Friedrichshagen b. Berlin, Ahorn Allee 22.
23.IX.99.
Lieber Herr Professor!
Eben erhalte ich Ihren Brief, der meine ganze Reiselust anregt. Aber für dieses Jahr liegt das Reisen im größern Stil bereits hinter mir. Ich habe prächtige Tage in Frankfurt verlebt, wo ich in äußerst stimmungsvoller Versammlung vor über 2000 Arbeitern über Goethe gesprochen habe, – eine hübsche Festkarte, die ich dort absandte, liegt in Jena. Dann bin ich durch‘s Berner Oberland gewandert, Thun, Interlaken, || Mürren, Wengernalp, Eigergletscher, Grindelwald, Meiringen, Brüning, Pilatus, – ganz einsam (Frau u. Kind sind in Cöln bei den Großeltern), aber äußerst genußreich und bei köstlichem Wetter.
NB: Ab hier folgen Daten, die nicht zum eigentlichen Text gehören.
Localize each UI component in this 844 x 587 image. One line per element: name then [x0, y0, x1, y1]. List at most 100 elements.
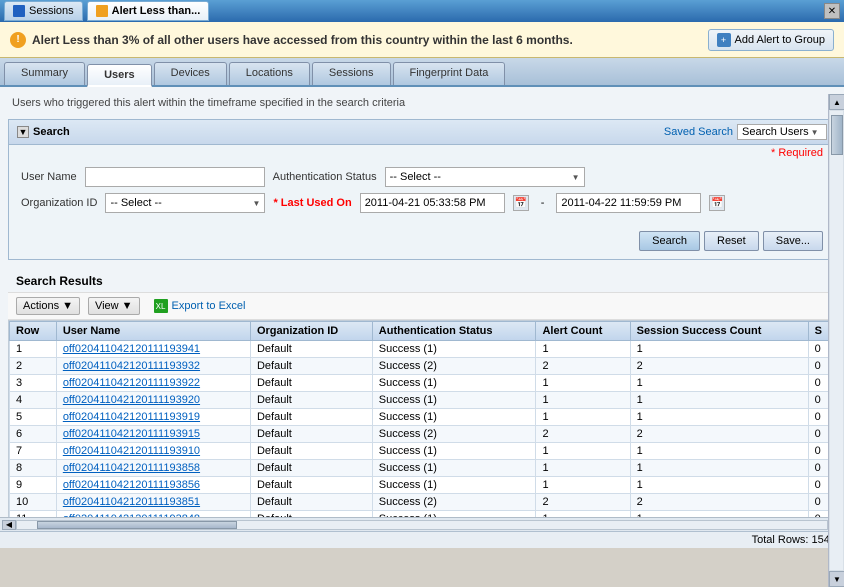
cell-username[interactable]: off020411042120111193915: [56, 426, 250, 443]
table-row[interactable]: 3 off020411042120111193922 Default Succe…: [10, 375, 835, 392]
cell-username[interactable]: off020411042120111193922: [56, 375, 250, 392]
table-row[interactable]: 11 off020411042120111193848 Default Succ…: [10, 511, 835, 518]
scroll-up-button[interactable]: ▲: [829, 94, 844, 110]
vscroll-thumb[interactable]: [831, 115, 843, 155]
results-toolbar: Actions ▼ View ▼ XL Export to Excel: [8, 293, 836, 320]
user-name-label: User Name: [21, 171, 77, 183]
date-from-calendar-icon[interactable]: 📅: [513, 195, 529, 211]
export-button[interactable]: XL Export to Excel: [148, 297, 252, 315]
tab-alert-label: Alert Less than...: [112, 5, 201, 17]
user-name-input[interactable]: [85, 167, 265, 187]
scroll-down-button[interactable]: ▼: [829, 571, 844, 587]
search-panel: ▼ Search Saved Search Search Users ▼ * R…: [8, 119, 836, 260]
cell-username[interactable]: off020411042120111193858: [56, 460, 250, 477]
table-row[interactable]: 10 off020411042120111193851 Default Succ…: [10, 494, 835, 511]
info-text: Users who triggered this alert within th…: [8, 95, 836, 111]
cell-username[interactable]: off020411042120111193851: [56, 494, 250, 511]
cell-session: 1: [630, 511, 808, 518]
alert-text-area: ! Alert Less than 3% of all other users …: [10, 32, 573, 48]
tab-sessions[interactable]: Sessions: [4, 1, 83, 21]
scroll-left-button[interactable]: ◀: [2, 520, 16, 530]
saved-search-area: Saved Search Search Users ▼: [664, 124, 827, 140]
cell-alert: 1: [536, 375, 630, 392]
tab-fingerprint[interactable]: Fingerprint Data: [393, 62, 506, 85]
table-row[interactable]: 8 off020411042120111193858 Default Succe…: [10, 460, 835, 477]
view-button[interactable]: View ▼: [88, 297, 140, 315]
table-row[interactable]: 5 off020411042120111193919 Default Succe…: [10, 409, 835, 426]
tab-alert[interactable]: Alert Less than...: [87, 1, 210, 21]
cell-row: 10: [10, 494, 57, 511]
view-arrow: ▼: [122, 300, 133, 312]
close-button[interactable]: ✕: [824, 3, 840, 19]
cell-username[interactable]: off020411042120111193941: [56, 341, 250, 358]
cell-auth: Success (1): [372, 460, 536, 477]
cell-org: Default: [250, 392, 372, 409]
vscroll-track[interactable]: [830, 111, 843, 570]
scroll-thumb[interactable]: [37, 521, 237, 529]
export-icon: XL: [154, 299, 168, 313]
main-tabs: Summary Users Devices Locations Sessions…: [0, 58, 844, 87]
required-note: * Required: [771, 147, 823, 159]
table-header-row: Row User Name Organization ID Authentica…: [10, 322, 835, 341]
cell-session: 2: [630, 426, 808, 443]
table-row[interactable]: 9 off020411042120111193856 Default Succe…: [10, 477, 835, 494]
tab-locations[interactable]: Locations: [229, 62, 310, 85]
alert-warning-icon: !: [10, 32, 26, 48]
cell-row: 1: [10, 341, 57, 358]
org-id-select[interactable]: -- Select -- ▼: [105, 193, 265, 213]
cell-auth: Success (1): [372, 375, 536, 392]
cell-auth: Success (1): [372, 443, 536, 460]
saved-search-label: Saved Search: [664, 126, 733, 138]
reset-button[interactable]: Reset: [704, 231, 759, 251]
sessions-icon: [13, 5, 25, 17]
cell-row: 7: [10, 443, 57, 460]
cell-session: 1: [630, 375, 808, 392]
date-separator: -: [537, 197, 549, 209]
table-row[interactable]: 6 off020411042120111193915 Default Succe…: [10, 426, 835, 443]
cell-alert: 2: [536, 426, 630, 443]
cell-org: Default: [250, 341, 372, 358]
cell-auth: Success (1): [372, 511, 536, 518]
results-table: Row User Name Organization ID Authentica…: [9, 321, 835, 517]
cell-username[interactable]: off020411042120111193932: [56, 358, 250, 375]
status-bar: Total Rows: 1548: [0, 531, 844, 548]
auth-status-label: Authentication Status: [273, 171, 377, 183]
date-to-calendar-icon[interactable]: 📅: [709, 195, 725, 211]
cell-session: 1: [630, 409, 808, 426]
tab-sessions[interactable]: Sessions: [312, 62, 391, 85]
date-to-input[interactable]: 2011-04-22 11:59:59 PM: [556, 193, 701, 213]
save-button[interactable]: Save...: [763, 231, 823, 251]
cell-username[interactable]: off020411042120111193920: [56, 392, 250, 409]
col-session: Session Success Count: [630, 322, 808, 341]
col-orgid: Organization ID: [250, 322, 372, 341]
auth-status-select[interactable]: -- Select -- ▼: [385, 167, 585, 187]
saved-search-select[interactable]: Search Users ▼: [737, 124, 827, 140]
tab-devices[interactable]: Devices: [154, 62, 227, 85]
collapse-button[interactable]: ▼: [17, 126, 29, 138]
scroll-track[interactable]: [16, 520, 828, 530]
table-row[interactable]: 1 off020411042120111193941 Default Succe…: [10, 341, 835, 358]
table-row[interactable]: 2 off020411042120111193932 Default Succe…: [10, 358, 835, 375]
org-id-label: Organization ID: [21, 197, 97, 209]
cell-alert: 1: [536, 477, 630, 494]
add-alert-button[interactable]: + Add Alert to Group: [708, 29, 835, 51]
vertical-scrollbar[interactable]: ▲ ▼: [828, 94, 844, 587]
cell-row: 8: [10, 460, 57, 477]
date-from-input[interactable]: 2011-04-21 05:33:58 PM: [360, 193, 505, 213]
cell-username[interactable]: off020411042120111193910: [56, 443, 250, 460]
table-row[interactable]: 7 off020411042120111193910 Default Succe…: [10, 443, 835, 460]
search-button[interactable]: Search: [639, 231, 700, 251]
horizontal-scrollbar[interactable]: ◀ ▶: [0, 517, 844, 531]
table-row[interactable]: 4 off020411042120111193920 Default Succe…: [10, 392, 835, 409]
cell-alert: 1: [536, 392, 630, 409]
tab-users[interactable]: Users: [87, 64, 152, 87]
alert-icon: [96, 5, 108, 17]
form-row-1: User Name Authentication Status -- Selec…: [21, 167, 823, 187]
cell-username[interactable]: off020411042120111193856: [56, 477, 250, 494]
results-table-wrapper[interactable]: Row User Name Organization ID Authentica…: [8, 320, 836, 517]
actions-button[interactable]: Actions ▼: [16, 297, 80, 315]
cell-username[interactable]: off020411042120111193919: [56, 409, 250, 426]
cell-session: 1: [630, 443, 808, 460]
tab-summary[interactable]: Summary: [4, 62, 85, 85]
cell-username[interactable]: off020411042120111193848: [56, 511, 250, 518]
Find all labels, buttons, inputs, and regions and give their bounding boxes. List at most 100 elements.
Die „Welträtsel" sind inzwischen angekommen und ich gehe grade an die Lektüre. Ich soll bereits für die Wiener „Zeit" und für die „Deutsche Rundschau" darüber schreiben. Ueber die „Kunstformen" schreibe ich für die populär-naturwissenschaftliche Zeitschrift „Mutter Erde" (Spemanns Verlag). Sobald Sie zurück sind, komme ich auf 2-3 Tage || nach Jena. Ich habe bereits ein gut Teil der Biographie geschrieben. Da sie nur 15 Bogen umfassen soll und möglichst populär sein wird, werden ja den Hauptraum populäre Darlegungen über Ihre naturwissenschaftliche und philosophische Arbeit einnehmen und die menschlich-persönlichen Schicksale lassen sich nur diskret streifen, wie ich denke! Ich hoffe so sehr, daß Sie nach dieser Seite noch selbst das nötige Buch schreiben! Ich freue mich aber auf alle Fälle sehr, Jena mit Ihnen noch einmal kennen zu lernen. Ich kenne weder Jena, noch Weimar und hoffe auf schönste || Lebenseindrücke! Wie sehr ich Sie um Corsika beneide! Ich habe seine Bergspitzen schon einmal von fern gesehen, bin aber nicht hin gekommen. Die varietät corsicana der Cicindela campestris meiner Sammlung erinnert mich oft daran, – sie ist leider nicht von mir selbst gefangen! Doch das kommt wohl alles noch einmal. Wenn Arbeitskraft, Frieden zu Hause und sonst ein guter Stern mir wie in letzter Zeit treu bleiben, hoffe ich noch manches gute Stückchen Natur durchkosten zu können, – Naturgenuß ist doch die gesündeste und echteste aller Schlemmereien!